Summarised I basically want to do the following:
- Init Dataset class and give it a lifetime of 10 epoches
- for each epoch, for each batch: draw sample from dataset.
if sample is None
, generate a new one and save it as let’s sayself.sample[index] = function_which_generates_samples()
and return otherwise use existing sample - after each epoch: dataset.time_til_death -= 1, if dataset.time_til_death == 0: self.samples = [None] * pseudo_length
If it’s helpful you can find a dummy example below (works for num_workers=0 but not for more)
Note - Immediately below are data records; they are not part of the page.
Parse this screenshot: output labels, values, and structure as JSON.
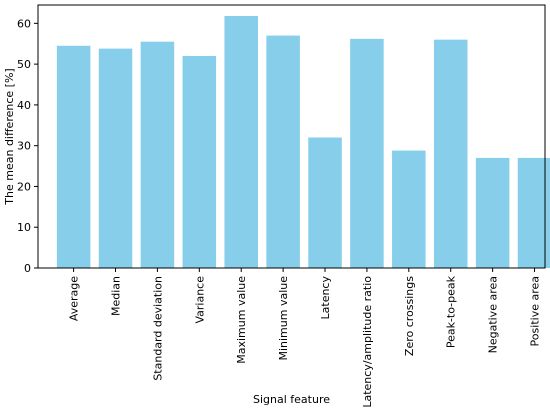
{
  "chart_data": {
    "type": "bar",
    "categories": [
      "Average",
      "Median",
      "Standard deviation",
      "Variance",
      "Maximum value",
      "Minimum value",
      "Latency",
      "Latency/amplitude ratio",
      "Zero crossings",
      "Peak-to-peak",
      "Negative area",
      "Positive area"
    ],
    "values": [
      54.5,
      53.8,
      55.5,
      52.0,
      61.8,
      57.0,
      32.0,
      56.2,
      28.8,
      56.0,
      27.0,
      27.0
    ],
    "xlabel": "Signal feature",
    "ylabel": "The mean difference [%]",
    "ylim": [
      0,
      64.5
    ],
    "yticks": [
      0,
      10,
      20,
      30,
      40,
      50,
      60
    ],
    "bar_color": "#87CEEB",
    "grid": false,
    "legend": "none"
  }
}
class DummyDataset(Dataset):
def __init__(self, lifetime=5, ds_size=8):
super().__init__()
self.lifetime = lifetime
self.time_til_death = lifetime
self.ds_size = ds_size
self.samples = None
self.gt = None
self._drop_dataset()
def step(self):
self.time_til_death -= 1
if self.time_til_death <= 0:
self._drop_dataset()
self.time_til_death = self.lifetime
def _drop_dataset(self):
self.samples = [None] * self.__len__()
self.gt = [None] * self.__len__()
print("Dropped.")
def _new_sample(self):
return torch.rand(1), torch.tensor([1])
def __len__(self):
return self.ds_size
def __getitem__(self, index):
if self.samples[index] is not None:
print("Old sample.")
sample = self.samples[index]
gt = self.gt[index]
else:
print("New sample.")
sample, gt = self._new_sample()
self.samples[index] = sample
self.gt[index] = gt
return sample, gt
if __name__ == '__main__':
ds = DummyDataset(lifetime=2, ds_size=2)
dl = DataLoader(ds, batch_size=2, shuffle=True, num_workers=4)
for e in range(3):
print(f"Epoch {e}")
for i, (sample, gt) in enumerate(dl):
print(f'Batch: {i} Sample: {sample} GT {gt}')
# pass
ds.step()